Выбрать главу

Ясно, что диссертация Чернышевского была первым в России манифестом демократической эстетики. Подчиняя искусство действительности, Чернышевский создавал принципиально новую эстетическую теорию. Его работа, с восторгом встреченная разночинной молодежью, вызвала раздражение у многих выдающихся русских писателей. Тургенев, например, назвал её «мерзостью и наглостью неслыханной». Это было связано с тем, что Чернышевский разрушал фундамент идеалистической эстетики, на которой было воспитано целое поколение русских культурных дворян 30–40-х годов.

К тому же труд Чернышевского не был свободен от явных ошибок и упрощений. «Когда палка искривлена в одну сторону, – говорил он, – её можно выпрямить, только искривив в противоположную сторону: таков закон общественной жизни». В работе Чернышевского таких «искривлений» очень много. Так, он утверждает, например, что «произведения искусства не могут выдержать сравнения с живой действительностью»: гораздо лучше смотреть на самое море, нежели на его изображение, но за недостатком лучшего человек довольствуется худшим, за недостатком вещи – её суррогатом». С подобным принижением роли искусства, разумеется, не могли согласиться ни Тургенев, ни Лев Толстой.

Раздражало их в диссертации Чернышевского и утилитарное, прикладное понимание искусства, когда ему отводилась роль простой иллюстрации тех или иных научных истин. Тургенев долго помнил оскорбивший его художественную натуру пассаж Чернышевского об искусстве как «суррогате действительности» и в несколько изменённом виде вложил его в уста Базарова. Рассматривая альбом с видами Саксонской Швейцарии, Базаров кичливо замечает Одинцовой, что художественного вкуса у него нет, да он в нём и не нуждается: «…Но эти виды могли меня заинтересовать с точки зрения геологической, с точки зрения формации гор, например… Рисунок наглядно представит мне то, что в книге изложено на целых десяти страницах».

Однако эти упрощённые суждения об искусстве, сделанные в пылу полемического задора, нисколько не умаляют истины общего пафоса эстетических воззрений Чернышевского. Вслед за Белинским он раздвигает границы искусства с целью обогащения его содержания. «Общеинтересное в жизни – вот содержание искусства», – утверждает он. Точно так же Чернышевский раздвигает и границы эстетического, которые в трудах его предшественников замыкались, как правило, в сфере искусства.
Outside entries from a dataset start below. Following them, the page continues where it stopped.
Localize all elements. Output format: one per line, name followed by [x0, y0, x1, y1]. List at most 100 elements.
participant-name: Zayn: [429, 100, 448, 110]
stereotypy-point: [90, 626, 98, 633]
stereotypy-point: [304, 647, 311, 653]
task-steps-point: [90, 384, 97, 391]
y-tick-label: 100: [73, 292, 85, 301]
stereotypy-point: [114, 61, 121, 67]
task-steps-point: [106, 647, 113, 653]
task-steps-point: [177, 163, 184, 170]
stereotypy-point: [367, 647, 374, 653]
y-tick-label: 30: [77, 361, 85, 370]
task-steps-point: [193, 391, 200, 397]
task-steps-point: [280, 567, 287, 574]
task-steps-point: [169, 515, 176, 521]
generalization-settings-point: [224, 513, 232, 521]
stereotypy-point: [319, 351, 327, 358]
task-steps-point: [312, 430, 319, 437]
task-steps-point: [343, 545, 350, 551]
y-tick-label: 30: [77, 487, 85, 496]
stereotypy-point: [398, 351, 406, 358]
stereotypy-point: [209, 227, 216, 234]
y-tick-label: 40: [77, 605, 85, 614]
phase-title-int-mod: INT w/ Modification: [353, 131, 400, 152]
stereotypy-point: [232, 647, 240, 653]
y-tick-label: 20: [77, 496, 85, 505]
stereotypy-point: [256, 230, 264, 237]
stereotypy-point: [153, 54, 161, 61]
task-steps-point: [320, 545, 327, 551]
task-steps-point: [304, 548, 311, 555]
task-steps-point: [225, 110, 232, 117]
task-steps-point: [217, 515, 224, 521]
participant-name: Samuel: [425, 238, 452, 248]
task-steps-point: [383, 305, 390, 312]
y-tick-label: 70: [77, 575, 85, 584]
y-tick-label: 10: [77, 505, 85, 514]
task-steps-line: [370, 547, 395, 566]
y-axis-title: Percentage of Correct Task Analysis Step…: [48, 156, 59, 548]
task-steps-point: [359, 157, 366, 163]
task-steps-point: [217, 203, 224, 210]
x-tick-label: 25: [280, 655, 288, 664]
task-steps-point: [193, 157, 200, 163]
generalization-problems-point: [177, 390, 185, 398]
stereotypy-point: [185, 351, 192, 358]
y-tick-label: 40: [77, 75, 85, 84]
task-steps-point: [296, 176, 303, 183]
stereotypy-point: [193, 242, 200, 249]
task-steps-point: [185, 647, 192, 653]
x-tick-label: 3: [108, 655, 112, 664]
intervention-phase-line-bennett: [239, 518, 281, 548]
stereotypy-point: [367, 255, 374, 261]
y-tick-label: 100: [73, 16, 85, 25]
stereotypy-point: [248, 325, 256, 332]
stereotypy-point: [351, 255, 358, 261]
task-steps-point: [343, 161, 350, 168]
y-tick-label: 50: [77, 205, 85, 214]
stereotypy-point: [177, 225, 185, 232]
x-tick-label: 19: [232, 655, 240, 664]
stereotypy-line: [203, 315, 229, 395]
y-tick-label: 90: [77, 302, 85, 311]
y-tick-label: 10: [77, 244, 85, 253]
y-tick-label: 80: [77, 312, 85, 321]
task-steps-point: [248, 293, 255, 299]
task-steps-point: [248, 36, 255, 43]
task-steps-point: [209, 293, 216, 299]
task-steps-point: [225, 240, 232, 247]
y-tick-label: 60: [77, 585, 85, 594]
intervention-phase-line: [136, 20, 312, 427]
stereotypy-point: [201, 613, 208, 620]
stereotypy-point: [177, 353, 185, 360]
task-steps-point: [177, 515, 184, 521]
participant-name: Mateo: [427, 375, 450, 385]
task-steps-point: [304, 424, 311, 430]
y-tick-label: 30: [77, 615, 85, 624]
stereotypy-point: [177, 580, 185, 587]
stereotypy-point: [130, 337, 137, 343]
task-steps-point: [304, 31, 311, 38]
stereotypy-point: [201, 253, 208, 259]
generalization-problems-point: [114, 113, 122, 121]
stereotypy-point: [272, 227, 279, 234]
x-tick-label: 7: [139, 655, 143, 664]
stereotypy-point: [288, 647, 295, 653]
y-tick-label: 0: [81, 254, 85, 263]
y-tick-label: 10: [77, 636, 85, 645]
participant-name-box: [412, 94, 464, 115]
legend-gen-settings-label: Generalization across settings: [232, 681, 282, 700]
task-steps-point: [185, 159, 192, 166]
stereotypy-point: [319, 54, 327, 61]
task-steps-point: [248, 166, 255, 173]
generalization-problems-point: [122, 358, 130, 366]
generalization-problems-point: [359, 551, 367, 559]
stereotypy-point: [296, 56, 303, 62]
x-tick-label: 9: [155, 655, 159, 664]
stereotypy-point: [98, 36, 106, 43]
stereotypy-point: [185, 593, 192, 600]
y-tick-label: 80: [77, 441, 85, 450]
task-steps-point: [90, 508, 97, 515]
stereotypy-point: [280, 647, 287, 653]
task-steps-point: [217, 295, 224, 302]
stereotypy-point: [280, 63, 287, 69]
Чернышевский показывает, что область эстетического чрезвычайно широка: она охватывает весь реальный мир, всю действительность.

Диссертация заканчивается рассуждениями о задачах искусства. Первое и общее значение всех произведений искусства состоит в том, что они воспроизводят интересные для человека явления действительности. Но кроме воспроизведения жизни, искусство имеет ещё и другую задачу – объяснения, истолкования её. Наконец, интересуясь явлениями жизни, человек не может, сознательно или бессознательно, не произносить о них своего приговора.

В литературном творчестве реализация этих трёх задач: воспроизведения, объяснения и приговора – превращают литературу в «учебник жизни».

Несмотря на шумный успех, царивший в аудитории во время защиты диссертации, учёная карьера Чернышевского не состоялась. Диссертация «была положена под сукно». Да и время наступило боевое: Чернышевского увлекла журнальная работа. Сначала он вёл в «Современнике» отдел критики, а потом оставил его и обратился к вопросам экономическим и политическим, к обоснованию теории социализма.

Литературно-критическая деятельность Чернышевского

В «Очерках гоголевского периода русской литературы» Чернышевский заявлял, что традиции критики Белинского 1840-х годов по-прежнему жизнеспособны. Отрицая теоретиков «чистого искусства», развивая идеи Белинского, Чернышевский писал: «Литература не может не быть служительницею того или иного направления идей: это назначение, лежащее в её натуре, – назначение, от которого она не в силах отказаться, если бы и хотела отказаться. Последователи теории чистого искусства, выдаваемого нам за нечто долженствующее быть чуждым житейских дел, обманываются или притворяются: слова “искусство должно быть не зависимо от жизни” всегда служили только прикрытием для борьбы против не нравившихся этим людям направлений литературы, с целью сделать её служительницею другого направления, которое более приходилось этим людям по вкусу».